On Thursday, May 22, 2014, I attended a workshop led by Dianne Jansson of Pritchard, BC. The class was a scrap quilt workshop where we learned to work with value rather than colour. Dianne led us through a series of exercises using a combination of light, medium, and dark value fabrics to design projects.
This is a picture of Dianne showing our Guild one of her many quilts during her trunk show the night before our class.
To give our triangle stash some variety, we brought five bags containing 20 triangles to swap with other class participants. This was a good thing, as I soon discovered that my stash is predominately mediums. I don’t have many fabrics of dark value in my stash.
Dianne led us through a series of exercises where we worked with our triangles on our flannel boards. This class was not about sewing, but about developing the skill of value placement in our quilts.

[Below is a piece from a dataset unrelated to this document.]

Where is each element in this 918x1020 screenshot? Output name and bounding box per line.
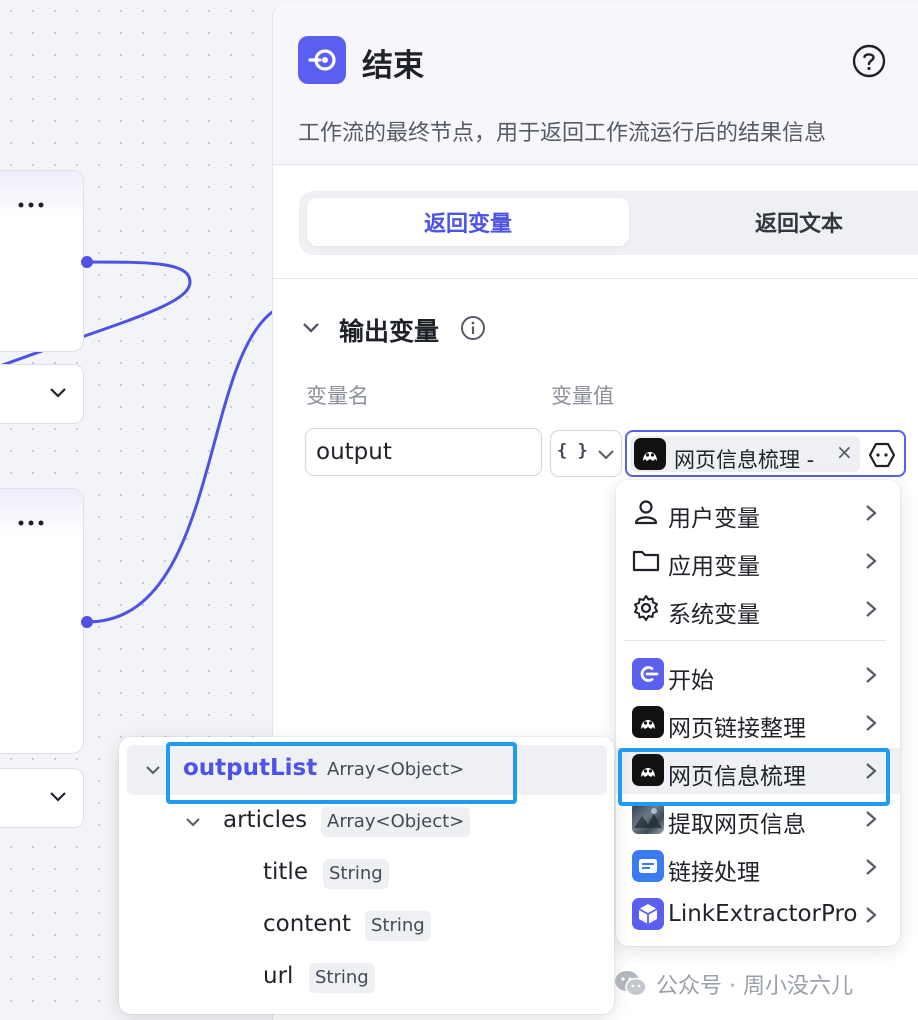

In the first exercise, we made Pinwheel blocks–one that was dark and light, one that was dark and medium and one that was medium and light. We learned that using your camera on its black and white setting would help us see value easier.
Lesson 2 was to make a Nine Patch from four sets of half triangles arranged in a Square in a Square setting. If you look closely, you will see the star that is formed in the center of the piece. If you put dark value fabrics as the star points, the star is a little easier to see. In lesson 3, we arranged our blocks so that a dark value square on point was visible.
Lesson 4 was an Attic Window arrangement. Dianne told us that this would be the ugliest arrangement she would have us do. She was right. I guess mine was so ugly that I forgot to take a picture in colour!
Lessn 5 reminded me of a Birds in Flight arrangement. This arrangement was my favorite.
After working through the exercises with Dianne, I learned that value refers to how light or dark a color is in relation to surrounding colors. By using value rather than the colour of a fabric, I can decide how to arrange fabrics in my quilts to either make them blend or contrast with each other. It is this varying degree of contrast which will allow the design to emerge, not the colour.
These three quilts were Dianne’s class samples.
This was a great class. I am anxious to put my new skills to use in my future projects!